Bir darbe daha bekledi. Canının yanmasını bekledi.

 

Duyduğu tek bir komut vardı. "Salın köpeği."

 

Zincir sesleri birbirine karışırken şehadet getirmeye başladı. Ömrünün son anıydı. Gürültüler birbirine karışırken bir kapının büyük bir gıcırtıyla açıldığını duydu. Ancak üzerine gelen ne bir köpek vardı ne de şehit oluyor gibi hissediyordu. Günlerdir bedenini saran zincir ayaklarının dibine düşerken gözleri de artık görmeye başlamıştı. Ta ki ışığa alışana kadar. Gözlerine bıçak saplanıyordu. Eriyecek gibiydi gözleri.

 

Güç bela araladı gözlerini. Bir aydır teste tabi tutulduğunu o an anlamıştı. Ve testi geçtiğini de. Karşısında kendisine gülümseyenleri görünce dudağının kenarı kıvrıldı.

 

"Bir an paranın miktarını sorduğunda son dakika sınavı geçemeyeceksin sandım ama beni yanıltmadın evlat. Aferin. Görevine hazırsın."

 

Artık kendini bırakabilirdi Divane. Son gücü ile birkaç kelime etti. "Şeref duyarım." Gerisi tekrar karanlık...

 

🟢🟢

 

Temmuz/2023

 

"Kürşad'ın gür sesiyle indik Tanrı Dağı'ndan!"
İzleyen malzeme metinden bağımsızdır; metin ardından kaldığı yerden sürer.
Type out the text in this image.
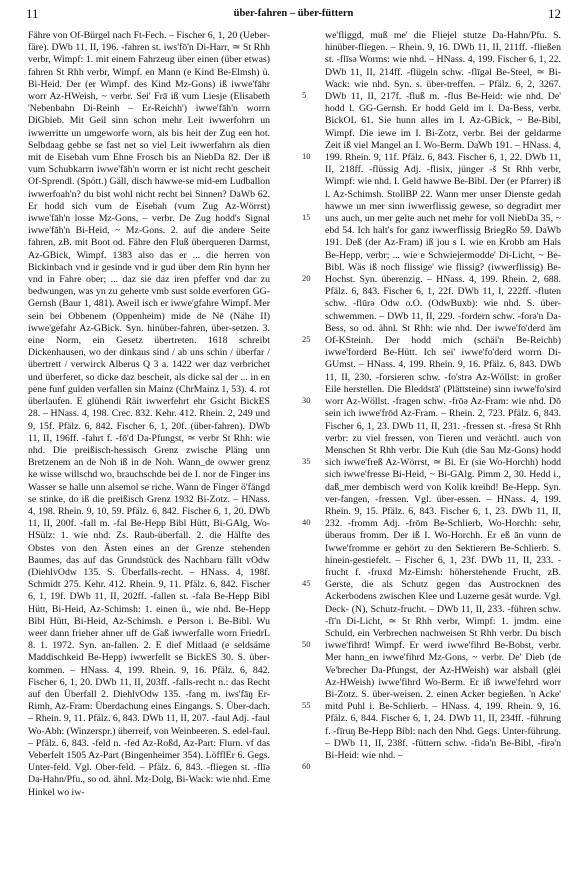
11	über-fahren – über-füttern	12

Fähre von Of-Bürgel nach Ft-Fech. – Fischer 6, 1, 20 (Ueber-färe). DWb 11, II, 196. -fahren st. iws'fō'n Di-Harr, ≃ St Rhh verbr, Wimpf: 1. mit einem Fahrzeug über einen (über etwas) fahren St Rhh verbr, Wimpf. en Mann (e Kind Be-Elmsh) ü. Bi-Heid. Der (er Wimpf. des Kind Mz-Gons) iß iwwe'fāhr worr Az-HWeish, ~ verbr. Sei' Frā iß vum Liesje (Elisabeth 'Nebenbahn Di-Reinh – Er-Reichh') iwwe'fāh'n worrn DiGbieb. Mit Geil sinn schon mehr Leit iwwerfohrn un iwwerritte un umgeworfe worn, als bis heit der Zug een hot. Selbdaag gebbe se fast net so viel Leit iwwerfahrn als dien mit de Eisebah vum Ehne Frosch bis an NiebDa 82. Der iß vum Schubkarrn iwwe'fāh'n worrn er ist nicht recht gescheit Of-Sprendl. (Spött.) Gäll, disch hawwe-se mid-em Ludballon iwwerfoah'n? du bist wohl nicht recht bei Sinnen? DaWb 62. Er hodd sich vum de Eisebah (vum Zug Az-Wörrst) iwwe'fāh'n losse Mz-Gons, – verbr. De Zug hodd's Signal iwwe'fāh'n Bi-Heid, ~ Mz-Gons. 2. auf die andere Seite fahren, zB. mit Boot od. Fähre den Fluß überqueren Darmst, Az-GBick, Wimpf. 1383 also das er ... die herren von Bickinbach vnd ir gesinde vnd ir gud über dem Rin hynn her vnd in Fahre ober; ... daz sie daz iren pfeffer vnd dar zu bedwungen, was yn zu geherte vmb sust solde everforen GG-Gernsh (Baur 1, 481). Aweil isch er iwwe'gfahre Wimpf. Mer sein bei Obbenem (Oppenheim) mide de Nē (Nähe II) iwwe'gefahr Az-GBick. Syn. hinüber-fahren, über-setzen. 3. eine Norm, ein Gesetz übertreten. 1618 schreibt Dickenhausen, wo der dinkaus sind / ab uns schin / überfar / übertrett / verwirck Alberus Q 3 a. 1422 wer daz verbrichet und überferet, so dicke daz bescheit, als dicke sal der ... in en pene funf gulden verfallen sin Mainz (ChrMainz 1, 53). 4. rot überlaufen. E glühendi Räit iwwerfehrt ehr Gsicht BickES 28. – HNass. 4, 198. Crec. 832. Kehr. 412. Rhein. 2, 249 und 9, 15f. Pfälz. 6, 842. Fischer 6, 1, 20f. (über-fahren). DWb 11, II, 196ff. -fahrt f. -fō'd Da-Pfungst, ≃ verbr St Rhh: wie nhd. Die preißisch-hessisch Grenz zwische Pläng unn Bretzenem an de Noh iß in de Noh. Wann_de owwer grenz ke wisse willschd wo, brauchschde bei de I. nor de Finger ins Wasser se halle unn alsemol se riche. Wann de Finger ö'fängd se stinke, do iß die preißisch Grenz 1932 Bi-Zotz. – HNass. 4, 198. Rhein. 9, 10, 59. Pfälz. 6, 842. Fischer 6, 1, 20. DWb 11, II, 200f. -fall m. -fal Be-Hepp Bibl Hütt, Bi-GAlg, Wo-HSülz: 1. wie nhd. Zs. Raub-überfall. 2. die Hälfte des Obstes von den Ästen eines an der Grenze stehenden Baumes, das auf das Grundstück des Nachbarn fällt vOdw (DiehlvOdw 135. S. Überfalls-recht. – HNass. 4, 198f. Schmidt 275. Kehr. 412. Rhein. 9, 11. Pfälz. 6, 842. Fischer 6, 1, 19f. DWb 11, II, 202ff. -fallen st. -falə Be-Hepp Bibl Hütt, Bi-Heid, Az-Schimsh: 1. einen ü., wie nhd. Be-Hepp Bibl Hütt, Bi-Heid, Az-Schimsh. e Person i. Be-Bibl. Wu weer dann frieher ahner uff de Gaß iwwerfalle worn FriedrL 8. 1. 1972. Syn. an-fallen. 2. E dief Mitlaad (e seldsäme Maddischkeid Be-Hepp) iwwerfellt se BickES 30. S. über-kommen. – HNass. 4, 199. Rhein. 9, 16. Pfälz. 6, 842. Fischer 6, 1, 20. DWb 11, II, 203ff. -falls-recht n.: das Recht auf den Überfall 2. DiehlvOdw 135. -fang m. iws'fāŋ Er-Rimh, Az-Fram: Überdachung eines Eingangs. S. Über-dach. – Rhein. 9, 11. Pfälz. 6, 843. DWb 11, II, 207. -faul Adj. -faul Wo-Abh: (Winzerspr.) überreif, von Weinbeeren. S. edel-faul. – Pfälz. 6, 843. -feld n. -fed Az-Roßd, Az-Part: Flurn. vf das Veberfelt 1505 Az-Part (Bingenheimer 354). LöfflEr 6. Gegs. Unter-feld. Vgl. Ober-feld. – Pfälz. 6, 843. -fliegen st. -flīə Da-Hahn/Pfu., so od. ähnl. Mz-Dolg, Bi-Wack: wie nhd. Eme Hinkel wo iw-

5
10
15
20
25
30
35
40
45
50
55
60

we'fliggd, muß me' die Fliejel stutze Da-Hahn/Pfu. S. hinüber-fliegen. – Rhein. 9, 16. DWb 11, II, 211ff. -fließen st. -flīsə Worms: wie nhd. – HNass. 4, 199. Fischer 6, 1, 22. DWb 11, II, 214ff. -flügeln schw. -flīgəl Be-Steel, ≃ Bi-Wack: wie nhd. Syn. s. über-treffen. – Pfälz. 6, 2, 3267. DWb 11, II, 217f. -fluß m. -flus Be-Heid: wie nhd. De' hodd l. GG-Gernsh. Er hodd Geld im l. Da-Bess, verbr. BickOL 61. Sie hunn alles im I. Az-GBick, ~ Be-Bibl, Wimpf. Die iewe im I. Bi-Zotz, verbr. Bei der geldarme Zeit iß viel Mangel an I. Wo-Berm. DaWb 191. – HNass. 4, 199. Rhein. 9, 11f. Pfälz. 6, 843. Fischer 6, 1, 22. DWb 11, II, 218ff. -flüssig Adj. -flisix, jünger -š St Rhh verbr, Wimpf: wie nhd. I. Geld hawwe Be-Bibl. Der (er Pfarrer) iß l. Az-Schimsh. StollBP 22. Wann mer unser Dienste gedah hawwe un mer sinn iwwerflissig gewese, so degradirt mer uns auch, un mer gelte auch net mehr for voll NiebDa 35, ~ ebd 54. Ich halt's for ganz iwwerflissig BriegRo 59. DaWb 191. Deß (der Az-Fram) iß jou s I. wie en Krobb am Hals Be-Hepp, verbr; ... wie e Schwiejermodde' Di-Licht, ~ Be-Bibl. Wäs iß noch flissige' wie flissig? (iwwerflissig) Be-Hochst. Syn. überenzig. – HNass. 4, 199. Rhein. 2, 688. Pfälz. 6, 843. Fischer 6, 1, 22f. DWb 11, I, 222ff. -fluten schw. -flūrə Odw o.O. (OdwBuxb): wie nhd. S. über-schwemmen. – DWb 11, II, 229. -fordern schw. -forə'n Da-Bess, so od. ähnl. St Rhh: wie nhd. Der iwwe'fo'derd äm Of-KSteinh. Der hodd mich (schäi'n Be-Reichb) iwwe'forderd Be-Hütt. Ich sei' iwwe'fo'derd worrn Di-GUmst. – HNass. 4, 199. Rhein. 9, 16. Pfälz. 6, 843. DWb 11, II, 230. -forsieren schw. -fo'strə Az-Wöllst: in großer Eile herstellen. Die Bleddstā' (Plättsteine) sinn iwwe'fo'sird worr Az-Wöllst. -fragen schw. -frōə Az-Fram: wie nhd. Dō sein ich iwwe'frōd Az-Fram. – Rhein. 2, 723. Pfälz. 6, 843. Fischer 6, 1, 23. DWb 11, II, 231. -fressen st. -fresə St Rhh verbr: zu viel fressen, von Tieren und verächtl. auch von Menschen St Rhh verbr. Die Kuh (die Sau Mz-Gons) hodd sich iwwe'freß Az-Wörrst, ≃ Bi. Er (sie Wo-Horchh) hodd sich iwwe'fresse Bi-Heid, ~ Bi-GAlg. Pimm 2, 30. Hedd i., daß_mer dembisch werd von Kolik kreihd! Be-Hepp. Syn. ver-fangen, -fressen. Vgl. über-essen. – HNass. 4, 199. Rhein. 9, 15. Pfälz. 6, 843. Fischer 6, 1, 23. DWb 11, II, 232. -fromm Adj. -frōm Be-Schlierb, Wo-Horchh: sehr, überaus fromm. Der iß I. Wo-Horchh. Er eß ān vunn de Iwwe'fromme er gehört zu den Sektierern Be-Schlierb. S. hinein-gestiefelt. – Fischer 6, 1, 23f. DWb 11, II, 233. -frucht f. -fruxd Mz-Eimsh: höherstehende Frucht, zB. Gerste, die als Schutz gegen das Austrocknen des Ackerbodens zwischen Klee und Luzerne gesät wurde. Vgl. Deck- (N), Schutz-frucht. – DWb 11, II, 233. -führen schw. -fī'n Di-Licht, ≃ St Rhh verbr, Wimpf: 1. jmdm. eine Schuld, ein Verbrechen nachweisen St Rhh verbr. Du bisch iwwe'fihrd! Wimpf. Er werd iwwe'fihrd Be-Bobst, verbr. Mer hann_en iwwe'fihrd Mz-Gons, ~ verbr. De' Dieb (de Ve'brecher Da-Pfungst, der Az-HWeish) war alsball (glei Az-HWeish) iwwe'fihrd Wo-Berm. Er iß iwwe'fehrd worr Bi-Zotz. S. über-weisen. 2. einen Acker begießen. 'n Acke' mitd Puhl i. Be-Schlierb. – HNass. 4, 199. Rhein. 9, 16. Pfälz. 6, 844. Fischer 6, 1, 24. DWb 11, II, 234ff. -führung f. -fīruŋ Be-Hepp Bibl: nach den Nhd. Gegs. Unter-führung. – DWb 11, II, 238f. -füttern schw. -fidə'n Be-Bibl, -firə'n Bi-Heid: wie nhd. –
"Kürşad'ın gür sesiyle indik Tanrı Dağı'ndan!"

"Parçaladık surları, Çin Seddi'ni aştık biz!"

"Parçaladık surları, Çin Seddi'ni aştık biz!"

 

Tatbikatlar sona ermiş, tatbikat sonu koşu yapılıyordu. Güneş en tepede her bir askerin gözüne çapraz ateş açarken sıranın en önündeki unsur komutanının gözü bitiş çizgisindeydi. Ardındaki askerleri ise gözlerini önündeki silah arkadaşının üzerinde sabit tutuyordu. Kışlanın eğitim alanına uzanan uzun ve ağaçlı yolundaki ağaçlar bile temmuz sıcağına isyan edercesine yapraklarını harekete ettirmiyordu.

 

 

 

"Kürşad'ın gür sesiyle indik Tanrı Dağı'ndan"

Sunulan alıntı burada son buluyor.